By Robert Schmidt and Christine Harper
June 9 (Bloomberg) -- The Treasury is preparing to announce today it will let 10 banks buy back government shares, people familiar with the matter said, signaling confidence some of the largest U.S. lenders won’t again need a taxpayer rescue.
JPMorgan Chase & Co. is among those cleared to repay Troubled Asset Relief Program funds, a person said on condition of anonymity. Goldman Sachs Group Inc., American Express Co. and State Street Corp. are also among those that have sold shares and debt unguaranteed by the government, demonstrating they can raise funds without federal aid.
The approvals may relieve investor concerns about government ownership after a popular outcry against bailouts for Wall Street. At the same time, they contrast with warnings from International Monetary Fund chief Dominique Strauss-Kahn and others that the financial system remains distressed.
“None of this means that we’re out of the woods yet; there’s a lot of work that the banks have to do and the regulators have to do,” said Richard Spillenkothen, a director at Deloitte & Touche LLP in New York who served as the Federal Reserve’s head of bank supervision from 1991 until 2006.
The Fed yesterday also approved capital-raising plans at the 10 banks judged to have shortfalls after last month’s stress tests on the 19 biggest U.S. lenders. That list includes Citigroup Inc. and Bank of America Corp., firms that have had more than one round of federal rescues.
Compensation Guidelines
On June 10, the Treasury will likely release its guidelines for executive compensation at banks that retain government shares, a person familiar with the matter said.
Treasury Secretary Timothy Geithner may be asked about the TARP repayments, compensation rules and the outlook for financial markets in a Senate Appropriations Committee hearing at 10:30 a.m. today in Washington.
Nine of the 19 banks subjected to stress tests by U.S. regulators were told last month they needed no additional capital to withstand a deeper economic downturn. Officials later told some of the banks, including JPMorgan and American Express, they still needed to boost their common equity.
The number of banks likely to be allowed to retire government shares indicates the Treasury will receive more than the $25 billion of repayments that the department anticipated this year. JPMorgan alone received $25 billion of TARP funds last year and Goldman Sachs got $10 billion. American Express has received $3.4 billion, Bank of New York Mellon Corp. has taken $3 billion and State Street has $2 billion.
Morgan Stanley
Morgan Stanley has raised $6.8 billion in two separate common equity offerings since May 7, exceeding the $1.8 billion it was required to raise by the stress tests, as the company sought to be included in the first round of banks allowed to repay the TARP money. Morgan Stanley received $10 billion from program last year.

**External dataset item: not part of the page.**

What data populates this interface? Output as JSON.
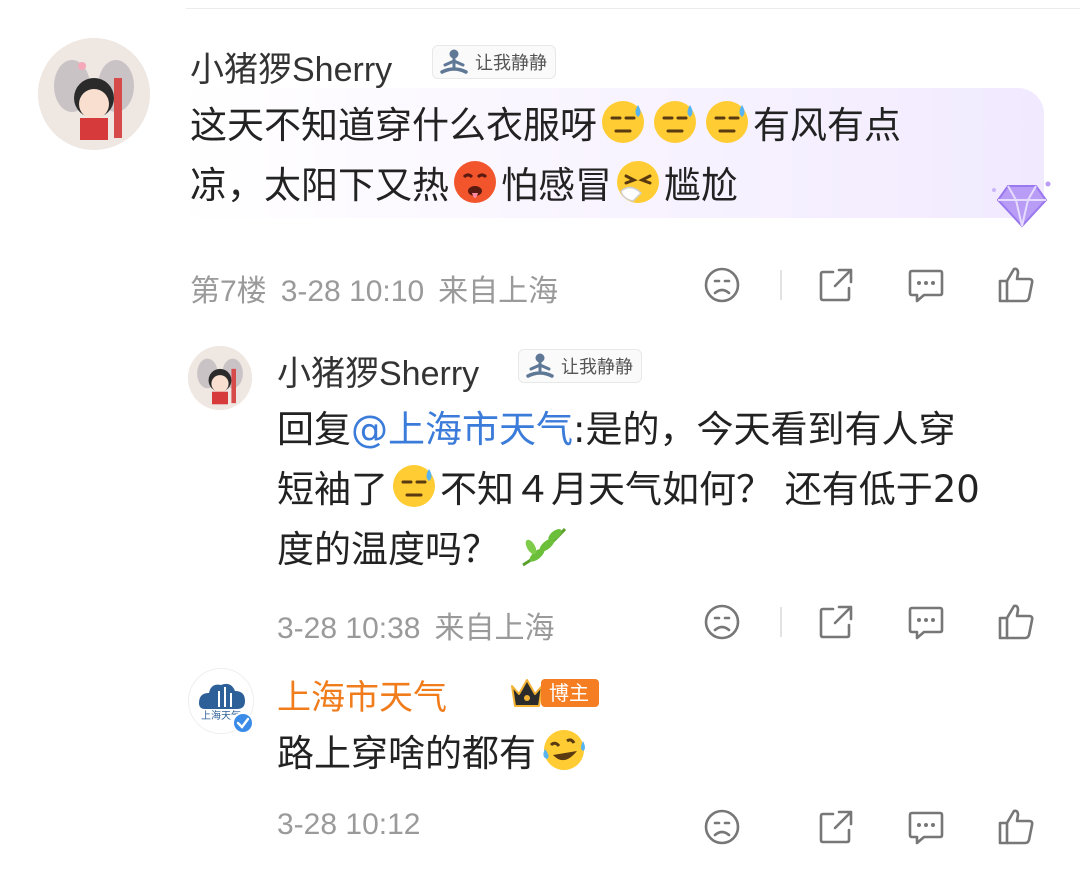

The repayments come almost eight months after the Treasury, seeking to quell market panic that followed the Sept. 15 bankruptcy of Lehman Brothers Holdings Inc., provided nine banks with the first $125 billion of $700 billion in money allocated to the TARP.
Banks have unveiled plans to raise a total of $100.2 billion since the stress tests found 10 of the 19 biggest lenders needed $74.6 billion in additional capital buffers.
Financial shares have surged on rising confidence that the financial crisis is past its worst and that banks are viable enough to survive the deepest recession in half a century. The Standard & Poor’s 500 Financials Index has gained 49 percent in the past three months.
Retire Warrants
Even after paying back the preferred shares issued to the government, banks that took TARP money will still need to retire warrants given to the government to allow taxpayers a potential return on their investment.
Herb Allison, the Obama administration’s nominee to run TARP, told lawmakers last week that the Treasury would soon announce details of its policy handling the warrants. The total value of the warrants is about $5 billion, according to Treasury calculations made last month.
Some analysts estimate that banks will still face mounting losses as defaults on credit cards rise and commercial property values sink.
Jan Hatzius, chief U.S. economist at Goldman Sachs, said at a conference in Montreal yesterday that “U.S. banks probably need to recognize another $500 billion or so in losses.”
Strauss-Kahn, managing director of the IMF, said at the conference that banks must disclose any losses on their balance sheets to help restore confidence in the global financial system.
“If the banking crisis is not resolved, growth will not come,” Strauss-Kahn, speaking in French, told reporters after his speech. “What strikes me today is that the credit market is not yet functioning normally.”